Com o tempo a esgotar-se rapidamente para evitar pontos de viragem catastróficos, estas constatações têm de ser transformadas em políticas que não deixem ninguém para trás. Como parte do seu trabalho, a FI continuará a participar em vários eventos e processos da ONU para garantir que a proteção ambiental e a ação climática permaneçam na vanguarda. Na semana passada, por exemplo, a FI participou em consultas temáticas antes das negociações em curso sobre um novo Tratado da ONU para regulamentar as atividades das empresas transnacionais ao abrigo do direito internacional dos direitos humanos. Lá, a FI destacou a necessidade de garantir uma linguagem firme sobre o ambiente e as alterações climáticas no texto preliminar. Este processo, incluindo as próximas negociações em outubro, continua a ser um espaço de defesa crucial para trazer à tona as preocupações das comunidades diretamente afetadas pelas atividades empresariais – uma das principais causas dos danos ambientais globais.

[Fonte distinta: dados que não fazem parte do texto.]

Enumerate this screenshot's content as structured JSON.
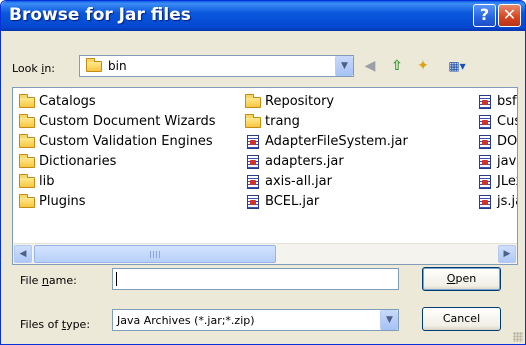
{
  "window": {
    "title": "Browse for Jar files",
    "help_glyph": "?",
    "close_glyph": "✕"
  },
  "lookin": {
    "label_prefix": "Look ",
    "label_hotkey": "i",
    "label_suffix": "n:",
    "folder_icon": "folder-icon",
    "value": "bin"
  },
  "toolbar": {
    "back_icon": "back-arrow-icon",
    "up_icon": "up-folder-icon",
    "new_icon": "new-folder-icon",
    "view_icon": "view-menu-icon"
  },
  "files": {
    "columns": [
      [
        {
          "type": "folder",
          "name": "Catalogs"
        },
        {
          "type": "folder",
          "name": "Custom Document Wizards"
        },
        {
          "type": "folder",
          "name": "Custom Validation Engines"
        },
        {
          "type": "folder",
          "name": "Dictionaries"
        },
        {
          "type": "folder",
          "name": "lib"
        },
        {
          "type": "folder",
          "name": "Plugins"
        }
      ],
      [
        {
          "type": "folder",
          "name": "Repository"
        },
        {
          "type": "folder",
          "name": "trang"
        },
        {
          "type": "jar",
          "name": "AdapterFileSystem.jar"
        },
        {
          "type": "jar",
          "name": "adapters.jar"
        },
        {
          "type": "jar",
          "name": "axis-all.jar"
        },
        {
          "type": "jar",
          "name": "BCEL.jar"
        }
      ],
      [
        {
          "type": "jar",
          "name": "bsf."
        },
        {
          "type": "jar",
          "name": "Cust"
        },
        {
          "type": "jar",
          "name": "DOM"
        },
        {
          "type": "jar",
          "name": "java"
        },
        {
          "type": "jar",
          "name": "JLex"
        },
        {
          "type": "jar",
          "name": "js.ja"
        }
      ]
    ]
  },
  "filename": {
    "label_prefix": "File ",
    "label_hotkey": "n",
    "label_suffix": "ame:",
    "value": ""
  },
  "filetype": {
    "label_prefix": "Files of ",
    "label_hotkey": "t",
    "label_suffix": "ype:",
    "value": "Java Archives (*.jar;*.zip)"
  },
  "buttons": {
    "open_hotkey": "O",
    "open_rest": "pen",
    "cancel": "Cancel"
  },
  "colors": {
    "titlebar": "#0a58dd",
    "dialog_bg": "#ece9d8",
    "accent_border": "#7f9db9"
  }
}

Na próxima semana, a FI vai viajar para Bona, na Alemanha, para uma reunião subsidiária da Convenção-Quadro das Nações Unidas sobre Alterações Climáticas (UNFCCC). Com base no nosso trabalho na última Conferência das Nações Unidas sobre o Clima (COP30) no Brasil, vamos continuar o nosso trabalho de defesa de uma Transição Justa, apresentando resultados de investigação de comunidades religiosas de base que estão na linha da frente das alterações climáticas. Durante esta reunião e a próxima COP31 na Turquia, a FI vai voltar a sublinhar que uma Transição verdadeiramente Justa não pode ser uma mera mudança na governação energética, mas vai exigir uma transformação social que tem de estar centrada nos direitos humanos e na justiça.

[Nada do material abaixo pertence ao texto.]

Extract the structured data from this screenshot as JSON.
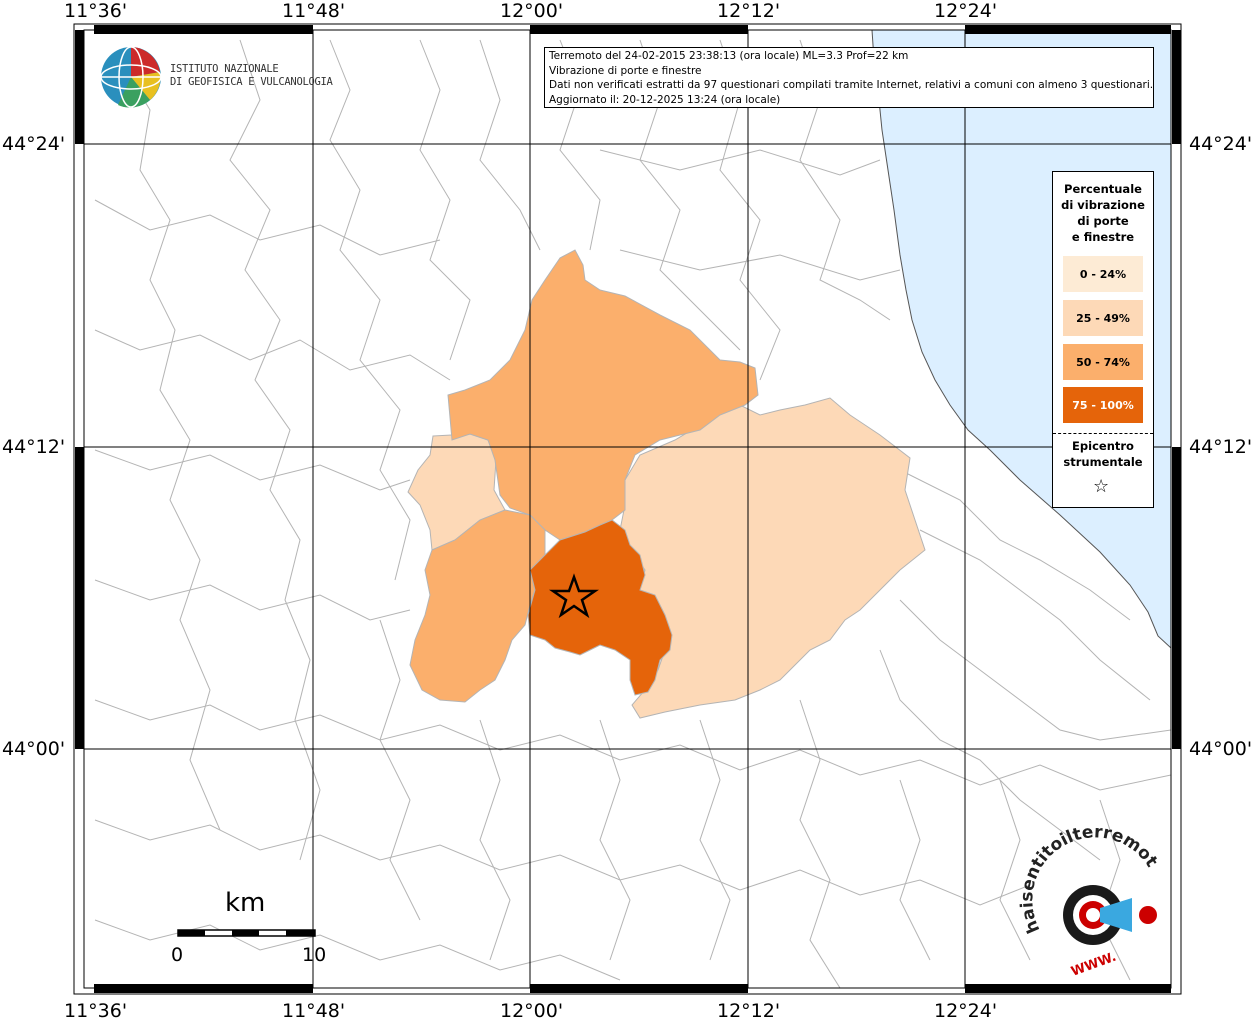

Como o Programa das Nações Unidas para o Meio Ambiente (PNUMA) observa hoje, face às alterações climáticas, outra força está a ganhar impulso: a ação coletiva. A FI continuará a estar lado a lado com todos aqueles em todo o mundo que reconhecem a magnitude da crise que enfrentamos e partilham o compromisso simples do Dia Mundial do Ambiente de 2026 – Agora pelo clima!